The ribonucleoprotein hnRNP K promotes hepatic steatosis by suppressing the nuclear hormone receptor PPARα.

Ectopic triglyceride accumulation resulting from impaired fatty acid β-oxidation (FAO) plays a crucial role in metabolic dysfunction-associated steatotic liver disease. The PPARα activation can promote FAO, thus reducing hepatic lipid levels. HnRNP K is known to act as an enhancer or repressor to regulate gene transcription, yet the relevance of hnRNP K to lipid metabolism remains elusive.
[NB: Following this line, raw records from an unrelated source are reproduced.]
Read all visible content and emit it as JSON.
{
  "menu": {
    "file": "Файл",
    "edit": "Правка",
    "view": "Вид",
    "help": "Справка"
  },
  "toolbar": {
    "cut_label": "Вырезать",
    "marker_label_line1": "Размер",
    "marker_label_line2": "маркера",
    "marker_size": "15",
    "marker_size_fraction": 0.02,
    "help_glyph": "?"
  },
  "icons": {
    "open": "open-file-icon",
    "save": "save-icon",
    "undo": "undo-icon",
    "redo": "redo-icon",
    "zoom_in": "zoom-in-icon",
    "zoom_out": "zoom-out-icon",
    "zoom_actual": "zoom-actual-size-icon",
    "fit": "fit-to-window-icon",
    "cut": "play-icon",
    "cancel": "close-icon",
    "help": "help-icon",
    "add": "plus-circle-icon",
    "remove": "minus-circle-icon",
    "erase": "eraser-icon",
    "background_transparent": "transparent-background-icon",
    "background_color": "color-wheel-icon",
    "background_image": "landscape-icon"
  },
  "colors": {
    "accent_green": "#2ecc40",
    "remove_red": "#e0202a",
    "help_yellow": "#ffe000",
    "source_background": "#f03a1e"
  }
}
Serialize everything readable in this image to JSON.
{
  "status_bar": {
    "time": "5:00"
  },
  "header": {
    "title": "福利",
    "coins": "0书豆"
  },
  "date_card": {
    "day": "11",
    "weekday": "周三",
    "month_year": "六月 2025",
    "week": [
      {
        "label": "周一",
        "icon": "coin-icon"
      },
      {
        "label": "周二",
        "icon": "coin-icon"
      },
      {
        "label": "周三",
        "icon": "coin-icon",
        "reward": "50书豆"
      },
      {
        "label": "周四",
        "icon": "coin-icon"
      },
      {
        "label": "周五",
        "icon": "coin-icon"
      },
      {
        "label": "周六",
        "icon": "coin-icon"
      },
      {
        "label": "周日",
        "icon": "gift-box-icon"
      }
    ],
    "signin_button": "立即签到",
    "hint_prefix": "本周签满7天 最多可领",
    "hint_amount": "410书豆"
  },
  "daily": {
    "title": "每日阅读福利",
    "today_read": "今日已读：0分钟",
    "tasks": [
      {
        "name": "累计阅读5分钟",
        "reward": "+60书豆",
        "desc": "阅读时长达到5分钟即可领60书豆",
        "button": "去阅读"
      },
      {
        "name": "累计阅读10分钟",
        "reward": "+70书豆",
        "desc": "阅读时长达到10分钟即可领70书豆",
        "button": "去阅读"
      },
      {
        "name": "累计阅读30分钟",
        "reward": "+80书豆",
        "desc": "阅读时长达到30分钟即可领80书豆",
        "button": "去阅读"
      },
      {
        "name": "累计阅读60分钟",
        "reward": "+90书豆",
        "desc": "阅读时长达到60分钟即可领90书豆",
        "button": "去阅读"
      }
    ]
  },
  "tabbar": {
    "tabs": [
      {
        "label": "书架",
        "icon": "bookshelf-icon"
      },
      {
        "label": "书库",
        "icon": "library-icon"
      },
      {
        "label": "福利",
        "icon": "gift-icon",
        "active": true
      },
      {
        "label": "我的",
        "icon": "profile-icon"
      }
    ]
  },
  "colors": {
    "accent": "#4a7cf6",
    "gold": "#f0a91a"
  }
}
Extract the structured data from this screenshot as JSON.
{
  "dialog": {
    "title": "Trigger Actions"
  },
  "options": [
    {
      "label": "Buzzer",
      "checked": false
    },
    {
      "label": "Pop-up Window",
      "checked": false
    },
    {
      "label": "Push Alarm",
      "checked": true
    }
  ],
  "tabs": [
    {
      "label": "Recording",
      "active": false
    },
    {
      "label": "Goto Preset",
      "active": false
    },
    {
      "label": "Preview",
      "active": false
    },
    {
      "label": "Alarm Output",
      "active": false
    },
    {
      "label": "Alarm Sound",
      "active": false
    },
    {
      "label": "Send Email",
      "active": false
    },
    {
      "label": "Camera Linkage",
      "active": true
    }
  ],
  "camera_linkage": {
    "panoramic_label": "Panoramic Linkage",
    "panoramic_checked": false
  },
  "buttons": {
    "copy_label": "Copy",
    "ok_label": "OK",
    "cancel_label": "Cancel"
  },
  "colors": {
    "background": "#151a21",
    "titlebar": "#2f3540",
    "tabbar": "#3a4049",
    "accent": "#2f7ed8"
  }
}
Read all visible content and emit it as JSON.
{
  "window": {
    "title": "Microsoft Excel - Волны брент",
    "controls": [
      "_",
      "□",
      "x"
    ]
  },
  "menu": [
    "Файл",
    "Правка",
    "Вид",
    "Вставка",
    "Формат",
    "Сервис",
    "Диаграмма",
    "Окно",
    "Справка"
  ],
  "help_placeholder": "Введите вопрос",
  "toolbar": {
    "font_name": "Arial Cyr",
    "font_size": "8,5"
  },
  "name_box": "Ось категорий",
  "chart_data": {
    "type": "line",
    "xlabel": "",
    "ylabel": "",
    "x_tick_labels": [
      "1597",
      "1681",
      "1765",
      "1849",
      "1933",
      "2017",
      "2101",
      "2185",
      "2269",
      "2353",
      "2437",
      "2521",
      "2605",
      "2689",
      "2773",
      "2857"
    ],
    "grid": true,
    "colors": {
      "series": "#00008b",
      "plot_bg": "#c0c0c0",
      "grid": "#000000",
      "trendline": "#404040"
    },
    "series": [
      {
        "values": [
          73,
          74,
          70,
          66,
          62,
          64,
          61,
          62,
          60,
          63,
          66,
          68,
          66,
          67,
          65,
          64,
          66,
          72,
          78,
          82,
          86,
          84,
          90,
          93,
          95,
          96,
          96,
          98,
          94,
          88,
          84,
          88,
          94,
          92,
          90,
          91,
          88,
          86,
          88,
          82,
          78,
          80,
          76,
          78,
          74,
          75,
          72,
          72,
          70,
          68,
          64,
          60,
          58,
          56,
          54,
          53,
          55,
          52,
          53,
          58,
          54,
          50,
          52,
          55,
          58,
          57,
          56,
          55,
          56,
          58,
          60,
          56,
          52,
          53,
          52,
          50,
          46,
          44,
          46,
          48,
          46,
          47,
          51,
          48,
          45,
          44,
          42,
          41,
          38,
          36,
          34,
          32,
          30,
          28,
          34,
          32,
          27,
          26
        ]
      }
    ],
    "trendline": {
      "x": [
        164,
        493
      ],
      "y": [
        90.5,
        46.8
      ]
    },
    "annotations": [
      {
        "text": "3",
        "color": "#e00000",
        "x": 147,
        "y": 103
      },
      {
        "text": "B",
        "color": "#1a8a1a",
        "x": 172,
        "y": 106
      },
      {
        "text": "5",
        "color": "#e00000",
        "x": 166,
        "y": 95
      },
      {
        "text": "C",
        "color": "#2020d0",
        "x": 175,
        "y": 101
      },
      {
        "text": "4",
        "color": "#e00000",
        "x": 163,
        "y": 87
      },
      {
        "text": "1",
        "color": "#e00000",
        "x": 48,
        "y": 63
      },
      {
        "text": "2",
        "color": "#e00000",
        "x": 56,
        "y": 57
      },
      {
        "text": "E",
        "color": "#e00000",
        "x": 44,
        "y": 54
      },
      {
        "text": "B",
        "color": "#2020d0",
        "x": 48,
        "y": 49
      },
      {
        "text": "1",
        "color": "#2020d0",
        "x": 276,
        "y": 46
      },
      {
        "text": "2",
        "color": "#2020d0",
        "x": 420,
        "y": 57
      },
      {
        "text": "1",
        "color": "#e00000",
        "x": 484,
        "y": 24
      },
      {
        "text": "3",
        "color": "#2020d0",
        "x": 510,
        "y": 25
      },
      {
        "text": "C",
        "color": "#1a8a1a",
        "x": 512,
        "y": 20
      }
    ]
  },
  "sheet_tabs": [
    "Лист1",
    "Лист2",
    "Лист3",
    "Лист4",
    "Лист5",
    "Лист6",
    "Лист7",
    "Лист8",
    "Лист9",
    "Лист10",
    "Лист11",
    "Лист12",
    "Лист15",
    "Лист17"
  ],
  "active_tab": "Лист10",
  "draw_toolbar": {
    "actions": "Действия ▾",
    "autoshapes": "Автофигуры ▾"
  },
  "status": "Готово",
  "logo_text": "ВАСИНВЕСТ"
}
In this study, hnRNP K is upregulated in diet-induced obesity mice livers and mouse primary hepatocytes stimulated with fatty acids. Functionally, hnRNP K overexpression promotes lipid deposition induced by fatty acids at the cellular level and also drives the development of diet-induced hepatosteatosis in mice. Conversely, knockdown of hnRNP K confers protection against hepatic lipid deposition. Mechanistically, Ppara is identified as a candidate target through integrating CUT&Tag-Seq and RNA-Seq. Moreover, hnRNP K represses Ppara expression by binding to its promoter, thus reducing FAO enzymes. Etomoxir, an FAO inhibitor, counteracted the alleviation of lipid accumulation induced by hnRNP K knockdown. In summary, this study demonstrates hnRNP K has a crucial role in modulating the function of PPARα and hepatic lipid metabolism.